また、N700Sの運用本数が十分ではなく東京~博多間運転の「のぞみ」毎時1本を賄うことができないことから、昼間の所要時間短縮は2020年3月ダイヤ改正時点と比べてないものと思われる。




3. 臨時列車の増発はあるのか

今回の2020年7月山陽新幹線ダイヤ改正では、臨時列車の最大運転可能本数を増加させる可能性がある。

N700Sの導入により少なくとも3運用はN700S固定運用となる見込みであることから、N700系の廃車がない限り3運用増発させることが可能となる。

そこで考えられるのが、山陽新幹線直通「のぞみ」の増発。2019年現在東海道新幹線を運転する臨時を含む「のぞみ」の運転本数は毎時10本で、うち山陽新幹線に直通するのは毎時5本となっている。このうち毎時3本は定期列車として設定している。

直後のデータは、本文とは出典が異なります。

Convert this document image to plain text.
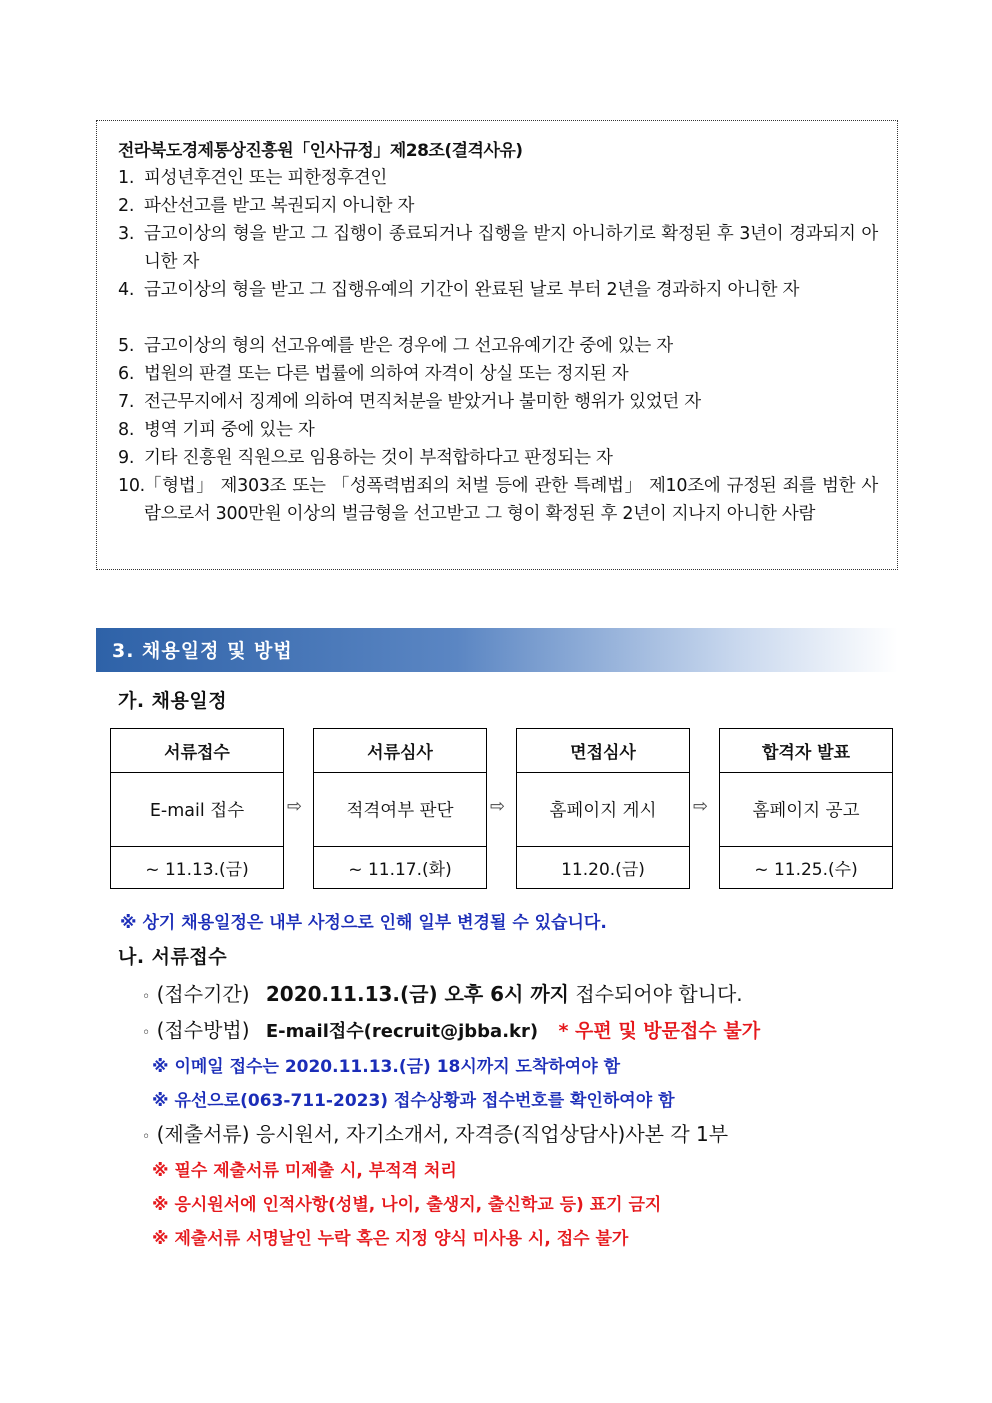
전라북도경제통상진흥원「인사규정」제28조(결격사유)
1. 피성년후견인 또는 피한정후견인
2. 파산선고를 받고 복권되지 아니한 자
3. 금고이상의 형을 받고 그 집행이 종료되거나 집행을 받지 아니하기로 확정된 후 3년이 경과되지 아니한 자
4. 금고이상의 형을 받고 그 집행유예의 기간이 완료된 날로 부터 2년을 경과하지 아니한 자
5. 금고이상의 형의 선고유예를 받은 경우에 그 선고유예기간 중에 있는 자
6. 법원의 판결 또는 다른 법률에 의하여 자격이 상실 또는 정지된 자
7. 전근무지에서 징계에 의하여 면직처분을 받았거나 불미한 행위가 있었던 자
8. 병역 기피 중에 있는 자
9. 기타 진흥원 직원으로 임용하는 것이 부적합하다고 판정되는 자
10. 「형법」 제303조 또는 「성폭력범죄의 처벌 등에 관한 특례법」 제10조에 규정된 죄를 범한 사람으로서 300만원 이상의 벌금형을 선고받고 그 형이 확정된 후 2년이 지나지 아니한 사람
3. 채용일정 및 방법
가. 채용일정
서류접수
E-mail 접수
~ 11.13.(금)
⇨
서류심사
적격여부 판단
~ 11.17.(화)
⇨
면접심사
홈페이지 게시
11.20.(금)
⇨
합격자 발표
홈페이지 공고
~ 11.25.(수)
※ 상기 채용일정은 내부 사정으로 인해 일부 변경될 수 있습니다.
나. 서류접수
◦ (접수기간) 2020.11.13.(금) 오후 6시 까지 접수되어야 합니다.
◦ (접수방법) E-mail접수(recruit@jbba.kr) * 우편 및 방문접수 불가
※ 이메일 접수는 2020.11.13.(금) 18시까지 도착하여야 함
※ 유선으로(063-711-2023) 접수상황과 접수번호를 확인하여야 함
◦ (제출서류) 응시원서, 자기소개서, 자격증(직업상담사)사본 각 1부
※ 필수 제출서류 미제출 시, 부적격 처리
※ 응시원서에 인적사항(성별, 나이, 출생지, 출신학교 등) 표기 금지
※ 제출서류 서명날인 누락 혹은 지정 양식 미사용 시, 접수 불가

しかし東京7時台発及び東京20時台着は山陽新幹線直通の定期「のぞみ」を毎時4本設定しているほか、東京8時台発も東京8時40分発「のぞみ159号」広島行きが、東京19時台着も広島16時06分発「のぞみ176号」東京行きがそれぞれほぼ毎日運転で設定していることから実質定期的に毎時4本以上での運転となっている。

そもそもこの東京8時40分発「のぞみ159号」広島行き及び広島16時06分発「のぞみ176号」東京行きが2020年3月ダイヤ改正または2020年7月ダイヤ改正のどちらかで定期化するのではないかと思うのだが(ちなみに東京8時40分発「のぞみ159号」広島行きは新大阪までは「のぞみ211号」として、広島16時06分発「のぞみ176号」東京行きは新大阪から「のぞみ242号」として既に定期化済み)、いずれにしても東京7時台発及び8時台発の「のぞみ」の需要が多いことが分かる。

そう考えると、山陽新幹線直通「のぞみ」を下りは東京7時台発・8時台発、上りは東京19時台着・20時台着など需要の多い時間帯で臨時列車を含め最大毎時5本から毎時6本に増発するのではないだろうか。


4. 結び

今回の2020年7月山陽新幹線ダイヤ改正では、N700Sの投入により早朝・深夜の一部列車で所要時間の短縮が図られることとなった。

今後N700Sの車両増備に合わせてどのような所要時間短縮や増発が行われるのか、楽しみにしたい。